With a deafening crash, the doors burst open, sending the twins and boxes of books flying everywhere. One metal figure thrust through the jagged splinters with arms outstretched, closely followed by a second. The visors on the second one flipped open, revealing that the space within contained nothing but a startled spider.

‘Back!’ shouted Jack.

He retreated, snatching up Ari, who looked as if he was prepared to stand up to an army of magical armour but was more likely to get squashed before they even noticed him, and ran to join Jaide, who had fallen back near the painting.

A breeze was beginning to whip up around Jaide, as she raised her hands and called upon her Gift. Jack’s Gift was also stirring, reaching out to the shadows cast by the setting sun, which was painting dark lines down the walls and bookcases. Jack could hide in them, but that wouldn’t do the others any good. Although maybe, he thought, if he held on very tight, he could take Ari with him . . .
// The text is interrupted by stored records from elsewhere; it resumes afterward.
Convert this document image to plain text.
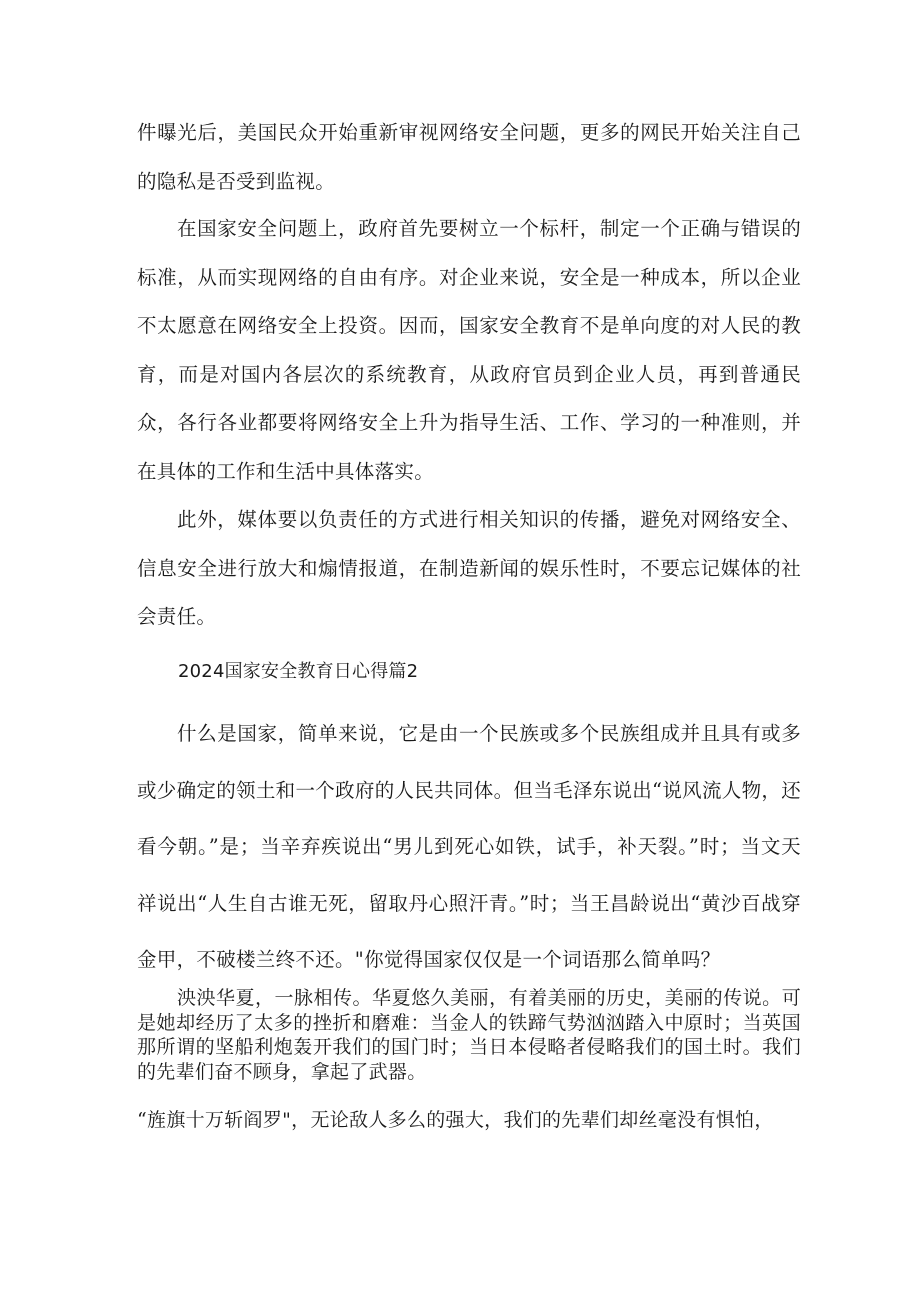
件曝光后，美国民众开始重新审视网络安全问题，更多的网民开始关注自己的隐私是否受到监视。

在国家安全问题上，政府首先要树立一个标杆，制定一个正确与错误的标准，从而实现网络的自由有序。对企业来说，安全是一种成本，所以企业不太愿意在网络安全上投资。因而，国家安全教育不是单向度的对人民的教育，而是对国内各层次的系统教育，从政府官员到企业人员，再到普通民众，各行各业都要将网络安全上升为指导生活、工作、学习的一种准则，并在具体的工作和生活中具体落实。

此外，媒体要以负责任的方式进行相关知识的传播，避免对网络安全、信息安全进行放大和煽情报道，在制造新闻的娱乐性时，不要忘记媒体的社会责任。

2024国家安全教育日心得篇2

什么是国家，简单来说，它是由一个民族或多个民族组成并且具有或多或少确定的领土和一个政府的人民共同体。但当毛泽东说出“说风流人物，还看今朝。”是；当辛弃疾说出“男儿到死心如铁，试手，补天裂。”时；当文天祥说出“人生自古谁无死，留取丹心照汗青。”时；当王昌龄说出“黄沙百战穿金甲，不破楼兰终不还。"你觉得国家仅仅是一个词语那么简单吗？

泱泱华夏，一脉相传。华夏悠久美丽，有着美丽的历史，美丽的传说。可是她却经历了太多的挫折和磨难：当金人的铁蹄气势汹汹踏入中原时；当英国那所谓的坚船利炮轰开我们的国门时；当日本侵略者侵略我们的国土时。我们的先辈们奋不顾身，拿起了武器。

“旌旗十万斩阎罗"，无论敌人多么的强大，我们的先辈们却丝毫没有惧怕，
The leading suit of armour bulled through the hanging remnants of the door and the fallen boxes, and clanked towards them. As it reached the first line of shadow, Jack had another idea. He reached out with his Gift towards the shadow, and it responded by twitching like a snake, the clear line from the window now rippling under his invisible hand.

Jack focused upon it, dragging it up the suit of armour, and then wrapping it around the helmet like a scarf of darkness. Even though the armour was nothing but metal and there were no eyes within the helmet to be confused or blinded, it still stopped and clutched at the veil of darkness that grew thicker and thicker around its head. Its strong metal fingers found purchase on nothing more substantial than air.